Conservative politics, sports, talk of day-to-day situations such as car repairs or buying new household appliances, and the occasional interjection of Christian theology were more the grist for the mill. Sing-a-longs and contest giveaways, such as the “Wheel of Meat,” are part of the theatrics.
If you want to know the culture in suburban Alabama in such places as Shelby, Baldwin and Madison counties, which in recent elections have been where the state has been decided, whatever is on “Rick & Bubba” that day is an excellent place to start.
Another one of the running jokes on the show is about the political ambitions of co-host Burgess. Last year there was speculation he might run for governor. He approaches the topic with a little bit self-deprecation when it comes up.
Last summer, Burgess dismissed the possibility of a gubernatorial run in this election cycle and decided to back Dawson instead.
If things don’t work out for Dawson — who has a lot of ground to make up, according to polling, in next week’s primary — then why not Burgess or Bussey in the future?
Either one would be formidable out of the gate. Burgess and Bussey have the name recognition and an immediate appreciation for and understanding of a vital constituency in Alabama politics.
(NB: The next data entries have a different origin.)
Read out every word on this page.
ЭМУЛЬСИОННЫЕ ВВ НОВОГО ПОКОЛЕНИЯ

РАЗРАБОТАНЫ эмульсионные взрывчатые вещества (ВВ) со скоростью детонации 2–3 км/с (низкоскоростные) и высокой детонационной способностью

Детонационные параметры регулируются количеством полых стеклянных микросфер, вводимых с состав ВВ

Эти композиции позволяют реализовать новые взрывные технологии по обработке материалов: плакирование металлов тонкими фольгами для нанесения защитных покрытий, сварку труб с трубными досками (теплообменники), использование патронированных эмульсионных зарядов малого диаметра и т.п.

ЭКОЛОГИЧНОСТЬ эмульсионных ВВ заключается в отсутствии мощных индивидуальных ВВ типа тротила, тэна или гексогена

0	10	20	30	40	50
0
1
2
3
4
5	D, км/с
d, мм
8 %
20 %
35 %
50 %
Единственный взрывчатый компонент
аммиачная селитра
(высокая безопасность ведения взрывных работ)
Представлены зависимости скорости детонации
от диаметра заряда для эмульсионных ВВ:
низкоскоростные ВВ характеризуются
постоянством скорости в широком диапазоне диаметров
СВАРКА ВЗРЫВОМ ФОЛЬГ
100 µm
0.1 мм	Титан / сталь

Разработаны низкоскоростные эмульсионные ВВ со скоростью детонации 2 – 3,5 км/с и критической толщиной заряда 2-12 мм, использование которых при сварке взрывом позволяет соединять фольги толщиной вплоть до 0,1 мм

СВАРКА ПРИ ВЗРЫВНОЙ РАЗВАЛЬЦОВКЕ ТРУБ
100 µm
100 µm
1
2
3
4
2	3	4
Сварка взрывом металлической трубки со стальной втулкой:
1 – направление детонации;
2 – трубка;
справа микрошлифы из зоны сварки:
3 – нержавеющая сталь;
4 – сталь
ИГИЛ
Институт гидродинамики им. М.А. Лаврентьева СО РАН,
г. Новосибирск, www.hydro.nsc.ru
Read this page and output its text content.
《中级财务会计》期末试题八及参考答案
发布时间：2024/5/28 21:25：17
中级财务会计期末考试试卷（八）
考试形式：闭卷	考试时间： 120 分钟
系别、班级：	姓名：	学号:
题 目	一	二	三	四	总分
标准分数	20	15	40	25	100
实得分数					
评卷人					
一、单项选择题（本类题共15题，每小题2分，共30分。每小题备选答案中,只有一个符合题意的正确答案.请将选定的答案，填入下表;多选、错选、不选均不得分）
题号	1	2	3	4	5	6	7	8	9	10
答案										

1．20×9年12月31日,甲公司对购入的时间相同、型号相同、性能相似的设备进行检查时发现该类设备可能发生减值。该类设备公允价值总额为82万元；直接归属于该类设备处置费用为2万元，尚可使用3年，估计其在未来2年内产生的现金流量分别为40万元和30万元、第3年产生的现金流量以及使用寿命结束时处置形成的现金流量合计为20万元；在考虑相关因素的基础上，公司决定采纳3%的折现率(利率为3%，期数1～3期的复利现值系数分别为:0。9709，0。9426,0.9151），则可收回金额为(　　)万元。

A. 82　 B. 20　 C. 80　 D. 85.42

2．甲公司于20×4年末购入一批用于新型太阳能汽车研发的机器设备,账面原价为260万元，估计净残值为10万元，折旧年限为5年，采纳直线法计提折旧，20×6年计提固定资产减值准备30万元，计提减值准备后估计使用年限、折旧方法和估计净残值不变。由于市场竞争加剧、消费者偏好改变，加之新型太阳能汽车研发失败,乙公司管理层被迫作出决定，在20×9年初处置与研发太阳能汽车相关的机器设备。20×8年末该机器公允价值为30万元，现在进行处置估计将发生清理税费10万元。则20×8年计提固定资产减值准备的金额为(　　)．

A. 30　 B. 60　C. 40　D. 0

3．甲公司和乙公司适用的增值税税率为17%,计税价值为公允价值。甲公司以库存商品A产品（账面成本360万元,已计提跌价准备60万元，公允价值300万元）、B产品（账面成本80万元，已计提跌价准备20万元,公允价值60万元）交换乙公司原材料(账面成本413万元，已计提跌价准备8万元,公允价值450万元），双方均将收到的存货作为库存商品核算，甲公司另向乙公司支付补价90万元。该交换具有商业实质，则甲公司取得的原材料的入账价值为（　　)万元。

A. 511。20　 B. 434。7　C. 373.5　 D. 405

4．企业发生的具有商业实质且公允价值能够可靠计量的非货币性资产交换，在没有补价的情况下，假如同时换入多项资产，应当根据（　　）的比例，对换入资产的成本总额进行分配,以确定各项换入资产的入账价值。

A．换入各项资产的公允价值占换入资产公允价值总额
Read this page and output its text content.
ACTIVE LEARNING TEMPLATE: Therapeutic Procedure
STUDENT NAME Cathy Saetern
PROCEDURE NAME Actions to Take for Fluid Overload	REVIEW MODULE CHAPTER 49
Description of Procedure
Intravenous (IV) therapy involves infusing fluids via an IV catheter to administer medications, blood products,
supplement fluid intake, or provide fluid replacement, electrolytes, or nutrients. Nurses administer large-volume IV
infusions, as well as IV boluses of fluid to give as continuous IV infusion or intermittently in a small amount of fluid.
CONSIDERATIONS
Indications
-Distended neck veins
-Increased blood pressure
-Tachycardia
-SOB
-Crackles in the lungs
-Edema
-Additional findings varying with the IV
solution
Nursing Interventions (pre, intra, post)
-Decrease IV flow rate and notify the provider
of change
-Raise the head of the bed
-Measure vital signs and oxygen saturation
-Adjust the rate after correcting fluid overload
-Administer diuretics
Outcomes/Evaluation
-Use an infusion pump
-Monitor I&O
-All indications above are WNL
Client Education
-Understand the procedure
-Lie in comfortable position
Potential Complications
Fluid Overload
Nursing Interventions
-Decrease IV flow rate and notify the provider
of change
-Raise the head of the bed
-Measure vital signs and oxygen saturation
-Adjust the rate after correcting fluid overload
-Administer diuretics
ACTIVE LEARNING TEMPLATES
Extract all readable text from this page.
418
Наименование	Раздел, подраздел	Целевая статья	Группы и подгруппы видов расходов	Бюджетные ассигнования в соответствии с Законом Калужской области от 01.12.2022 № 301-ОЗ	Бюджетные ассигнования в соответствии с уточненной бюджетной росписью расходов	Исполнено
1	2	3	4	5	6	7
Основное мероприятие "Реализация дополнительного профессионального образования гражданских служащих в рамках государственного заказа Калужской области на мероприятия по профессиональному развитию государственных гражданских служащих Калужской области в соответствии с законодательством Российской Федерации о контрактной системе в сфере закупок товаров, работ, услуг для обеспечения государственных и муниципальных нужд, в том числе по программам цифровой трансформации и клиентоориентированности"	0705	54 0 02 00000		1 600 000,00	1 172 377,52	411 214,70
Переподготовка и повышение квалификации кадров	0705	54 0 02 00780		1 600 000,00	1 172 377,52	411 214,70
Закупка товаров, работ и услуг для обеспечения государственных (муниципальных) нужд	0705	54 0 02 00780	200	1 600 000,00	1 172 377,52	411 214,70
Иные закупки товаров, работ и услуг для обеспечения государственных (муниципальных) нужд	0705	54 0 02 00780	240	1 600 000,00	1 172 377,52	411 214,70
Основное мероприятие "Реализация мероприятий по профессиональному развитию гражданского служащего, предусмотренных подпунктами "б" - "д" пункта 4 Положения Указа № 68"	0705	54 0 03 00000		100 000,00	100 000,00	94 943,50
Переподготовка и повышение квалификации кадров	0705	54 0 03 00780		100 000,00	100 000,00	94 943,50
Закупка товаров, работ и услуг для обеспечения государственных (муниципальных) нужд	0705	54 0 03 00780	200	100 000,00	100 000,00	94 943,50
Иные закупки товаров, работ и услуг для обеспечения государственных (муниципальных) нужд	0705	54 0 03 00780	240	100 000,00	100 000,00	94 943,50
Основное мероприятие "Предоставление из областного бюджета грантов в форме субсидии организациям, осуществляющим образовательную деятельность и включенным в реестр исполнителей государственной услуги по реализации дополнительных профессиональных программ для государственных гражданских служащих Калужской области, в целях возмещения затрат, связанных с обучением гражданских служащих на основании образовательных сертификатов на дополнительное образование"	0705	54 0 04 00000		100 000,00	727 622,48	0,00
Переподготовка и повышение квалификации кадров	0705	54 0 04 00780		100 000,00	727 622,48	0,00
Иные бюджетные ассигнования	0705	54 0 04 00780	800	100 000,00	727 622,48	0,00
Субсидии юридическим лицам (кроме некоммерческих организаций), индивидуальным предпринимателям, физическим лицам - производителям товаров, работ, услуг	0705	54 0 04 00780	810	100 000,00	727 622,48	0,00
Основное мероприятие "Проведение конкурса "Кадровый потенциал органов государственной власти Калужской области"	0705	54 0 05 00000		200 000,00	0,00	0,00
One of their most valuable assets would be media experience. In politics, you can’t underestimate the ability to connect with a voter and handle tough and combative media appearances.
Case in point: Donald Trump. There’s a guy that understood how to talk to people and could connect with voters in a way the average run-of-the-mill politician can’t.
Also, would you want to be the guy that has to run against Rick or Bubba and be presented with the task of having to question their character?
Sure, they might have some catching up to do on policy and understanding the antiquated nuance of the state budget, the Alabama Constitution, prison reform or whatever challenge du jour the state is facing.
We’re at a time in politics when celebrity isn’t necessarily a bad thing, so again, why not?
But would they do it? Probably not. Would you want to take a pay cut to deal with the cesspool of Montgomery?